On 11 November, SOA released its report on the accident at the Penglai 19-3 oil field in Bohai bay, which began spilling on June 4. By July 5, the oil spill had contaminated 840 km2 of water.
To date, there are still reports of leaks from the oil field, which is majority owned by CNOOC, who holds the development rights. Conocophillips are responsible for performing the oil drilling. In early November, Conocophillips said in a statement that Platform B has been sealed with four cement plugs and that efforts were continuing to reduce the pressure at the Platform C.
Li Xiaoming, director of the ocean environmental protection department of SOA, says that the average petroleum concentration in the sea near the Penglai 19-3 oilfield is more than 40 times the historical background value, and at its highest the concentration was about 86 times higher.
Since the spill, the population of fish, crabs, lobster, sea pumpkin and shrimp farmed in the Laoting County area of Hebei Province has dramatically reduced. This has severely affected fisherman near the oil spill and they are struggling for compensation. While Conocophillips said in early and mid September that it would set up two funds for compensation, in early November there was still no progress.
The affected fishermen have requested that a fund of 3 billion yuan (US$472 million) be set up to deal with compensation. However, resolution is complicated by the obscure responsibilities of CNOOC and Conocophillips, the limited law enforcement power of SOA, and the difficulties in defining exact harms, say experts and lawyers representing the suffering farmers.
SOA claims that it will sue Conocophillips for compensation of ecological losses - a very rare case in China where government agencies often fine polluting enterprises directly.

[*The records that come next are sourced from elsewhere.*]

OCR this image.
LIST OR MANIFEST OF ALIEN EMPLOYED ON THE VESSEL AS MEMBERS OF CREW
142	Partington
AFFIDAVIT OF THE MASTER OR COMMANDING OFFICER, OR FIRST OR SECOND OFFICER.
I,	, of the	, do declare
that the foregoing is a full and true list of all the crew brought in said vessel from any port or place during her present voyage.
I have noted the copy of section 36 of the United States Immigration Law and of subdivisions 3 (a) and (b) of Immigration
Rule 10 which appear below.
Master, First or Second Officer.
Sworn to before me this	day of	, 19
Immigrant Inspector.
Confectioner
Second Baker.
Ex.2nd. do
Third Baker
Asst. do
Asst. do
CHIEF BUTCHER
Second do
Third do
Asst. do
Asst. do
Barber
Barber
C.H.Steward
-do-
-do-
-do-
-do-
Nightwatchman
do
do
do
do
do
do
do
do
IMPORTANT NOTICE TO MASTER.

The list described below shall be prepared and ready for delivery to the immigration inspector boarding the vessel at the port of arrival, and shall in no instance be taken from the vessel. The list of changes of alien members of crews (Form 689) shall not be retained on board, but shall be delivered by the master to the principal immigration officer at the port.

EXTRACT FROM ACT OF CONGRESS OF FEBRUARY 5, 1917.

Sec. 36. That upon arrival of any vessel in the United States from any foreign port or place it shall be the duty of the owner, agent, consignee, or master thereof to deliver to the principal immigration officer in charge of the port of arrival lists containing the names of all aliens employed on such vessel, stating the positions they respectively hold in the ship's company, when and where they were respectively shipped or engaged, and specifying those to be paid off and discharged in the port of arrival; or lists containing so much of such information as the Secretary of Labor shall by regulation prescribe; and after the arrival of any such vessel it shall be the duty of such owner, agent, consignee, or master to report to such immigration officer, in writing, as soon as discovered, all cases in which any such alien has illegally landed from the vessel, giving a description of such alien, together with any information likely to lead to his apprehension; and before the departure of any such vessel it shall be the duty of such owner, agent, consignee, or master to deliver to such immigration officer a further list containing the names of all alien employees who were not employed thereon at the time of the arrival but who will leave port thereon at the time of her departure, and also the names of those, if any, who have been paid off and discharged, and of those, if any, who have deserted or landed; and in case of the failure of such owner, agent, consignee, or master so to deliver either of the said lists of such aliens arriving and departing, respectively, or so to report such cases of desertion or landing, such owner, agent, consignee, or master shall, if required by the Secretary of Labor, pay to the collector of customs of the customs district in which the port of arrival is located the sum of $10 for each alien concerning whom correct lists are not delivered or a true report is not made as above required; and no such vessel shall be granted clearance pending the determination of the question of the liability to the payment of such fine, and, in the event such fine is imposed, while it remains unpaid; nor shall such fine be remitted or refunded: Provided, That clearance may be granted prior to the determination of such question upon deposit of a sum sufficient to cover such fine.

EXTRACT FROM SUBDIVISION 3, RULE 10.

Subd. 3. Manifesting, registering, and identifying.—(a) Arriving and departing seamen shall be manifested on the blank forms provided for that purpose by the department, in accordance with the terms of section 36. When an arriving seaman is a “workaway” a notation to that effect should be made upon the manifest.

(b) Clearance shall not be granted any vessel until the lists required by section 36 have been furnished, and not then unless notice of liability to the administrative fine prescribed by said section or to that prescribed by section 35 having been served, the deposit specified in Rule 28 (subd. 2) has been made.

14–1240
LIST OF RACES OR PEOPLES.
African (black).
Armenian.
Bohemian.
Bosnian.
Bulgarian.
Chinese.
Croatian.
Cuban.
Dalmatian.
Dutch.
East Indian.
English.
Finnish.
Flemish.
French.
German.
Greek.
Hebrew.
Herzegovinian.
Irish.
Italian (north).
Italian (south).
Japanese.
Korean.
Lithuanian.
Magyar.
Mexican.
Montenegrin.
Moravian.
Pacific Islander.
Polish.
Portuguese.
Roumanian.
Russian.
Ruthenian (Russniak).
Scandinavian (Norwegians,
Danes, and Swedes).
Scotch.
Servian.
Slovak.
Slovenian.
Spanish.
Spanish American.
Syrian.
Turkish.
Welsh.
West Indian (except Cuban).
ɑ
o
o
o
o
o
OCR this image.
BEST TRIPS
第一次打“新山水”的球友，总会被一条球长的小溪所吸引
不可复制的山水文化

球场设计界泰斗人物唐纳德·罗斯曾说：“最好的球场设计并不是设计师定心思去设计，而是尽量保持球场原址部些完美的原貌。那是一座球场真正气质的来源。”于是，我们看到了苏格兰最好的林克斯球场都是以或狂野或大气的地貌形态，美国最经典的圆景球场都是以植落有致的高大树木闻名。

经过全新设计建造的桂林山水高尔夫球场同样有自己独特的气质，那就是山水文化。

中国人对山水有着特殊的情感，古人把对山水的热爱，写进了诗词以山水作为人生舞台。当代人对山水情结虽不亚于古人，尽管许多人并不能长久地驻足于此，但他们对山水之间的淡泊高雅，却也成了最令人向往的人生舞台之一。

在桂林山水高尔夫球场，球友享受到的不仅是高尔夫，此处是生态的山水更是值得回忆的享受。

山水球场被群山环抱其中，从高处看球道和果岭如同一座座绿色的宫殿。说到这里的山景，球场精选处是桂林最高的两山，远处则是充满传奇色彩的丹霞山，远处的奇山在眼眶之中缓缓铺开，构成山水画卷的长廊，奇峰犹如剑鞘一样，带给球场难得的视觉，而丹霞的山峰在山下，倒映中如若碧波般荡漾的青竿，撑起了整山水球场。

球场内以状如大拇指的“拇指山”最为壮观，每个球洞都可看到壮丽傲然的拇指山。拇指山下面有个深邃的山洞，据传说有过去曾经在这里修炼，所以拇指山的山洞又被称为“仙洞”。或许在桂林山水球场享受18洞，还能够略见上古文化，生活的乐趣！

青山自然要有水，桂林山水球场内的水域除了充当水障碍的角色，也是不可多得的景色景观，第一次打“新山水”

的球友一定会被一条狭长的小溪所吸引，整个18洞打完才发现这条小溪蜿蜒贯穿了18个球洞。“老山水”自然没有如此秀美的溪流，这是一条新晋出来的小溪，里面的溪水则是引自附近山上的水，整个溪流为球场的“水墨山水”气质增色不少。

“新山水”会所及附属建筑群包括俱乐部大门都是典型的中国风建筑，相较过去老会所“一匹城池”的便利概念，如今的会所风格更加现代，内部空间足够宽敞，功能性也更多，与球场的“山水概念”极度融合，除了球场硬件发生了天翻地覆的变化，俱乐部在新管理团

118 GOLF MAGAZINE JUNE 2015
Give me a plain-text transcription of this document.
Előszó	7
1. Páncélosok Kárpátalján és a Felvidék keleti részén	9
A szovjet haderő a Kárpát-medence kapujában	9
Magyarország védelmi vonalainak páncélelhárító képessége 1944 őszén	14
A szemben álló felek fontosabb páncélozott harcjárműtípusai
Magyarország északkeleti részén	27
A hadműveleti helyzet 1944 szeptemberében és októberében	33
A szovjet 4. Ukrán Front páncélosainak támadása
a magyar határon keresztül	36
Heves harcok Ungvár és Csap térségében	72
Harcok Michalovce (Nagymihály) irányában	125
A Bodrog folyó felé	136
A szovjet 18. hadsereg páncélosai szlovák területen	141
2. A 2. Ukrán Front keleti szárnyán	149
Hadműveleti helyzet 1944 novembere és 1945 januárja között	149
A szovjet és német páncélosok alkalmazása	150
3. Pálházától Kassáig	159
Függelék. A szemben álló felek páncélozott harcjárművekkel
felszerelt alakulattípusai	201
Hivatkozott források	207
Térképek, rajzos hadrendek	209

In accordance with China’s Marine Environmental Protection Law, the maximum fine for marine pollution is a mere 200 000 yuan.
Wang Yamin, an assistant professor at the College of Oceanology of Shandong University points out that the marine environment law, which was enacted in 1982 and revised in 1999, has many deficiencies. ‘The law needs further modification and improvement, especially in the oil spill emergency disposal and supervision, oil spill risk assessment, and marine ecology and ecological damage claims,’ Wang tells Chemistry World .
So far, no evaluation on the accident’s environmental impact has been publicized.